After hearing the criticism directed toward golfer Phil Mickelson for his modest comments about California's highest-in-the-nation tax rates causing him to consider relocating, I was left wondering what country we live in. Did you ever have one of those moments?
"If you add up all the federal and you look at the disability and the unemployment and the Social Security and the state, my tax rate is 62, 63 percent," Mickelson said. "So I've got to make some decisions on what I'm going to do." He pointed to "drastic changes" that are driving his decision—an obvious reference to the income-tax hikes California voters placed on millionaires like him. Media and public critics were aghast and mocked this poor rich guy for his complaints.
The spectacle of Mickelson apologizing on Sunday, then doing so a second time later in the week, was the worst part of this spectacle. "I think that it was insensitive to talk about it publicly to those people who are not able to find a job, that are struggling paycheck to paycheck," Mickelson said. To the AP reporter, Mickelson wasn't sufficiently apologetic: "He didn't apologize for what he said, only that he said it."
Mickelson is just trying to get his mind back in golf, so I don't begrudge him for using the lingo that our society requires from the chastened. It's now "insensitive" for a wealthy person to complain about a confiscatory tax rate as long as there are other, less fortunate people out there somewhere. That's not a healthy attitude in a free and prosperous society.
"A generation ago, the vitriol his comments triggered would have been surprising, and somewhat isolated," CalWatchdog's Chris Reed argued. "Griping about taxes used to be something of an American tradition. No more." This attitude, he notes, now comes from the highest level of government.
Consider the president's second inaugural address, which was a celebration of the wonders of government. The Democrats who run our state view private business as something ranging from a blight to a necessary evil that can be endlessly tapped to fund every new program they envision.
If you think the "blight" comment is an exaggeration, consider this: Recently, the California Air Resources Board sent out a press release celebrating a $300,000 fine it imposed on a business. The quotation from CARB's chief enforcement officer included this warning: "All business owners should pay attention to this case." That's like something uttered by a villain in an Ayn Rand novel.
I've always sensed a deep understanding that transcends left and right in America—you can make it big and enjoy the fruits of your labor. During the early days of the labor movement, the hard leftists never made much headway because of that deep-seated idea that, no matter how humble one's beginnings, an American can make it big some day.
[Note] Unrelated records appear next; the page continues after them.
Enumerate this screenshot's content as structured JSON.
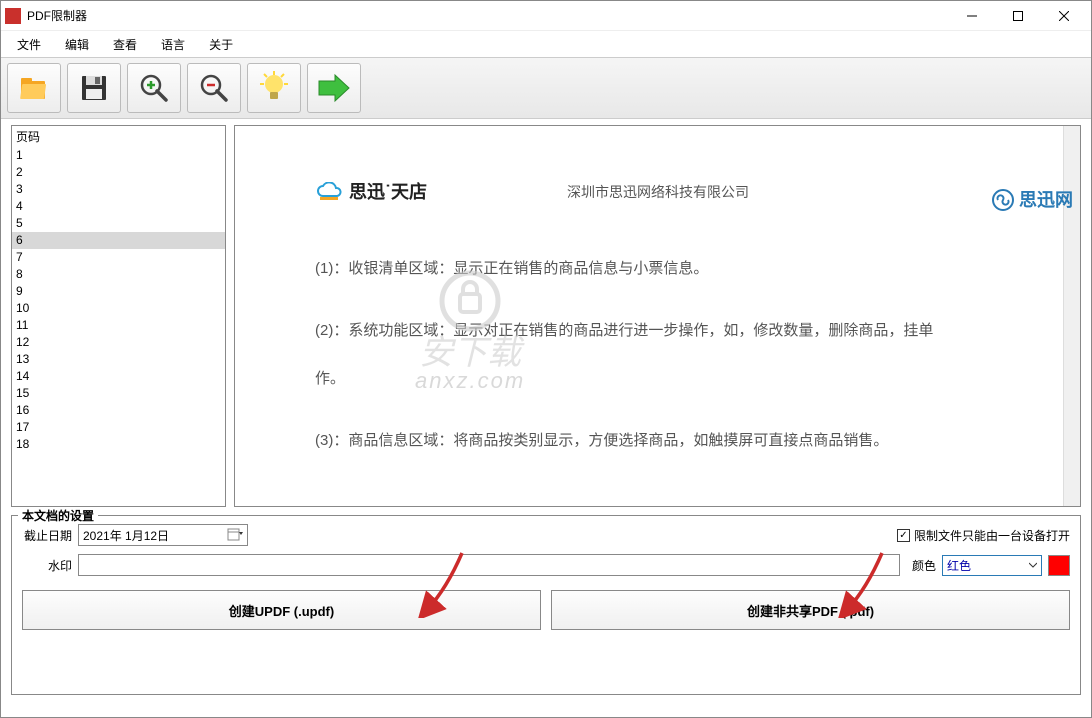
{
  "window": {
    "title": "PDF限制器"
  },
  "menu": {
    "file": "文件",
    "edit": "编辑",
    "view": "查看",
    "language": "语言",
    "about": "关于"
  },
  "toolbar": {
    "open": "open-folder-icon",
    "save": "save-icon",
    "zoom_in": "zoom-in-icon",
    "zoom_out": "zoom-out-icon",
    "lightbulb": "lightbulb-icon",
    "run": "run-arrow-icon"
  },
  "sidebar": {
    "header": "页码",
    "pages": [
      "1",
      "2",
      "3",
      "4",
      "5",
      "6",
      "7",
      "8",
      "9",
      "10",
      "11",
      "12",
      "13",
      "14",
      "15",
      "16",
      "17",
      "18"
    ],
    "selected": "6"
  },
  "document": {
    "logo_text": "思迅˙天店",
    "company": "深圳市思迅网络科技有限公司",
    "right_brand": "思迅网",
    "lines": [
      "(1)：收银清单区域：显示正在销售的商品信息与小票信息。",
      "(2)：系统功能区域：显示对正在销售的商品进行进一步操作，如，修改数量，删除商品，挂单",
      "作。",
      "(3)：商品信息区域：将商品按类别显示，方便选择商品，如触摸屏可直接点商品销售。"
    ],
    "watermark_site": "anxz.com",
    "watermark_label": "安下载"
  },
  "settings": {
    "panel_title": "本文档的设置",
    "expiry_label": "截止日期",
    "expiry_value": "2021年  1月12日",
    "restrict_label": "限制文件只能由一台设备打开",
    "restrict_checked": true,
    "watermark_label": "水印",
    "watermark_value": "",
    "color_label": "颜色",
    "color_value": "红色",
    "color_hex": "#ff0000",
    "create_updf": "创建UPDF (.updf)",
    "create_pdf": "创建非共享PDF (.pdf)"
  }
}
Something has changed, even as our society has become wealthier. Sure businesses have to comply with regulations and millionaires need to pay taxes, but somewhere we've shifted from honoring success to envying it, from viewing government as a limited tool to achieve a few necessary things (infrastructure, enforcing the rule of law) to seeing it as the be-all and end-all of our society.
Why is it assumed by these moralistic Affluence Police that the rich are mainly greedy people who spend their money on luxury goods? Charities and non-profits are funded by wealthy people. Real capitalists invest millions of dollars into ideas and often create good jobs in the process. I have no idea what Mickelson does with his money, but it isn't any of my business. Given California governmental attitudes, one can't blame him for looking elsewhere.
For instance, during a recent Capitol press conference, the Orange County Register's Sacramento reporter asked Gov. Jerry Brown about the spending increases in his supposedly austere budget. Brown joked about there being no hope for Orange County readers, according to a Register editorial. Then he mocked "this doctrine that government is the problem," which he said is promoted by the "Orange County Register or whoever all these people are."
At the Capitol, the free market is viewed as an arcane joke. Yet I look at everything government does—at all those programs and bureaucracies and entitlements that Brown and Obama prefer. I see enormous debt, corruption, abuses of power, union-enrichment schemes, shoddy services, terrible attitudes, and an endless sea of scandal and greed. Just read the newspapers.
But the scorn should be expected. The state uses a static model for calculating revenues. It assumes that if you raise taxes by, say, 20 percent that the state will get 20 percent more money. In the real world, people move to lower-tax places or work less or hide more of their income, and the government gets 20 percent of a smaller pie.
If wealthy people keep leaving, then the state will have to pare back its budget. Perhaps the backlash against Mickelson is a sign of desperation by those who understand there might be limits to how many golden eggs the geese keep laying.